Al contrario de la síntesis renacentista arte-ciencia, y dado que durante el Seicento la ciencia nueva ya tiene sus métodos y campos de investigación, el arte del Barroco -no debiendo cumplir las funciones de instrumento para el conocimiento del mundo- afirma su libertad y la autonomía de sus procesos técnicos, operativos y significativos, respecto a todos los aspectos de la vida, desde la realidad cotidiana al dominio de lo imaginario. Conscientes de ello, los artistas se hicieron intérpretes de la nueva visión del mundo, afrontando el reto artístico con una mentalidad crítica y experimental. En efecto, superada a inicios del Seicento, con Caravaggio y los Carracci, la idea renacentista del arte como sistema de reglas, hacia 1630 los artistas volvieron su atención al quehacer artístico y a los procedimientos técnicos, es decir, a la creatividad entendida como libre imaginación.
La confianza en el ingenio del hombre estimuló al artista barroco a rechazar cualquier actitud dogmática en el campo de la comunicación visual. Se formó, así, una especie de libertinaje del espíritu que, según el teórico Algarotti, se basaba en el conocimiento de que "la verdadera regla es el saber romper las reglas en su tiempo y en su lugar, acomodándose al gusto corriente y al gusto del siglo". Gracias a la tendencia, cada vez mayor, a liberar el arte de las leyes y a reivindicar la autonomía estética y la libertad técnica, la fantasía de artistas como Bernini, Borromini y Da Cortona dio vida a una moderna, casi contemporánea, experimentación formal. Todo artista posee su lenguaje: caída la tesis clásica del arte como imitación, una concepción técnica del hacer artístico toma su puesto. Lo testimonian los delirios arquitectónicos y el conocimiento de los materiales de que hace gala Borromini; los virtuosismos técnicos de las esculturas de Bernini; los rápidos y sueltos toques disgregadores de la materia de la factura Serodine.
Lo declara el brotar de la pintura de género: naturaleza muerta, paisaje, caricatura, escenas de vida popular, que se contrapone a la pintura de historia e indica una idea más libre del hecho artístico, ya que la nueva autonomía de indagación incitó a los artistas a experimentar todas las vías cognoscitivas.
Tanto es así que este fenómeno temático y técnico no fue privativo de la pintura, pues afectó a la arquitectura a través de las nuevas tipologías edilicias. Por lo demás, el ilusionismo propuesto por los artistas barrocos para exaltar los valores emotivos y psicológicos de la obra de arte, condujo al reconocimiento de la experiencia sensorial. Esa elección formal respondía a las nuevas funciones sociales del arte. Pero, más aún, a las exigencias de la Iglesia contrarreformista que planteó la necesidad de un lenguaje de la provocación sensorial, ilusionista y espectacular para llegar, en clave emotiva, al colectivo de fieles.
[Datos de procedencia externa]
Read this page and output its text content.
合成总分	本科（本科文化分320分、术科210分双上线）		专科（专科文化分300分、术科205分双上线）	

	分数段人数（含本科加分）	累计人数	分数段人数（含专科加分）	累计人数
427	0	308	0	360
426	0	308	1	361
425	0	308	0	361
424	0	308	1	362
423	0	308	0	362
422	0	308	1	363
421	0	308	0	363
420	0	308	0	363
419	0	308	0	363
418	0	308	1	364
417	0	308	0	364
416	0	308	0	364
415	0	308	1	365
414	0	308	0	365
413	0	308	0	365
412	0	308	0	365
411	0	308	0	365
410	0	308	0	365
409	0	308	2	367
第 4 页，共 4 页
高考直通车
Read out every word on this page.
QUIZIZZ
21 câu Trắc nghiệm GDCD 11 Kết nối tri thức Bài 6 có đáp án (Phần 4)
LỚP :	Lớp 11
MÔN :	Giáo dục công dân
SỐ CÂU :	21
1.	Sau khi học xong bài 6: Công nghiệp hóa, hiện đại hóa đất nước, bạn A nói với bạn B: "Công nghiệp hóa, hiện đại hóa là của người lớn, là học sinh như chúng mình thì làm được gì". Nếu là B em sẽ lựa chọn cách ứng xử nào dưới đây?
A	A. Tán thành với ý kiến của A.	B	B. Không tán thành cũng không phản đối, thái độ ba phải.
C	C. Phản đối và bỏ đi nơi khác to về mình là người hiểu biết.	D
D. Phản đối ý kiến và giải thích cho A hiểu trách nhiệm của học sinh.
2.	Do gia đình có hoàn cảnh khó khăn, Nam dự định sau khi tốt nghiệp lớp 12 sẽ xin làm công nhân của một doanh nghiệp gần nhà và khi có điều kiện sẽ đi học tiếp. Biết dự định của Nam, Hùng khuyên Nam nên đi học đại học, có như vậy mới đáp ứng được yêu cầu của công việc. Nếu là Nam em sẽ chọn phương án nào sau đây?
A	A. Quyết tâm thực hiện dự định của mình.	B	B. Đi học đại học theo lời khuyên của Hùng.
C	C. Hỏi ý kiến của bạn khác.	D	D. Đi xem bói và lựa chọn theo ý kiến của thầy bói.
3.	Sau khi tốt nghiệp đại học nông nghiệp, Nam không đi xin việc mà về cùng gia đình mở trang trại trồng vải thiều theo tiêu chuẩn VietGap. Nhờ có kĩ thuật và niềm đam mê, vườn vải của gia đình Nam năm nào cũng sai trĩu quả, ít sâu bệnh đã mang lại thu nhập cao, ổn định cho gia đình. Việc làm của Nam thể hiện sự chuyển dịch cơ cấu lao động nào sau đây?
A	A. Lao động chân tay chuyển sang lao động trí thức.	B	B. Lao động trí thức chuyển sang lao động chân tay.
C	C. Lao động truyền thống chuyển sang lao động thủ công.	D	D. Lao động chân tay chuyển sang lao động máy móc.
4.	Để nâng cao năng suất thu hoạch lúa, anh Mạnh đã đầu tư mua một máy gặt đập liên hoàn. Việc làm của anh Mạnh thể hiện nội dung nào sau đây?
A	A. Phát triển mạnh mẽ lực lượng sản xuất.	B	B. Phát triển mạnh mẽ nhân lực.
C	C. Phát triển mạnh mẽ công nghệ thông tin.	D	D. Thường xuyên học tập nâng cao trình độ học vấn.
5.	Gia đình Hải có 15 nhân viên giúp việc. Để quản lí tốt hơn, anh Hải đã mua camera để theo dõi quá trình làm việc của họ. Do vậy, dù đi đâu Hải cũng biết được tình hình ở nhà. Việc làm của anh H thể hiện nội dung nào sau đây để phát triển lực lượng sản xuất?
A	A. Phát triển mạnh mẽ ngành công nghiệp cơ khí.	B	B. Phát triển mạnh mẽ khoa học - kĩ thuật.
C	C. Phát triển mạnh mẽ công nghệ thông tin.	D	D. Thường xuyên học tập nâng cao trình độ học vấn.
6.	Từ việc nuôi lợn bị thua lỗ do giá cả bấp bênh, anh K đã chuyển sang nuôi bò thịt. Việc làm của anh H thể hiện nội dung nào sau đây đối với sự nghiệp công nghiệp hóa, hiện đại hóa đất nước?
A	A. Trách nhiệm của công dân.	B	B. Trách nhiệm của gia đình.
De este modo, la experiencia figurativa fue encaminada a imponer por medio de la ilusión la nueva religiosidad, provocando en el ánimo del observador sentimientos y emociones de fe. Persuasión y fascinación de las almas fueron así los principales signos del nuevo lenguaje barroco. Con todo, junto a la poética de la maravilla, el Seicento también conoció la persistencia de posiciones clasicistas. A principios del siglo, sostenidos por la crítica y por los grandes encargos públicos y privados, los principales representantes del clasicismo gozaron de mucho mayor crédito que los pintores caravaggescos. Incluso, cuando el barroco se afirmó, la Antigüedad y el arte del Cinquecento fueron para artistas como Bernini una inagotable fuente de inspiración. Más que búsqueda de cánones formales o imitación de modelos antiguos, que son también rastreables en las experiencias barrocas, el clasicismo asume las características de un gusto oficial. El patrimonio artístico de la Antigüedad ofrecía, en efecto, todavía particulares modelos expresivos adecuados para expresar la concepción teológica que sancionaba la universalidad de la Iglesia. De este modo, también el espíritu clásico se ponía al servicio de las aspiraciones magnilocuentes del Seicento, complementando a su manera la nueva propaganda psicológica religiosa.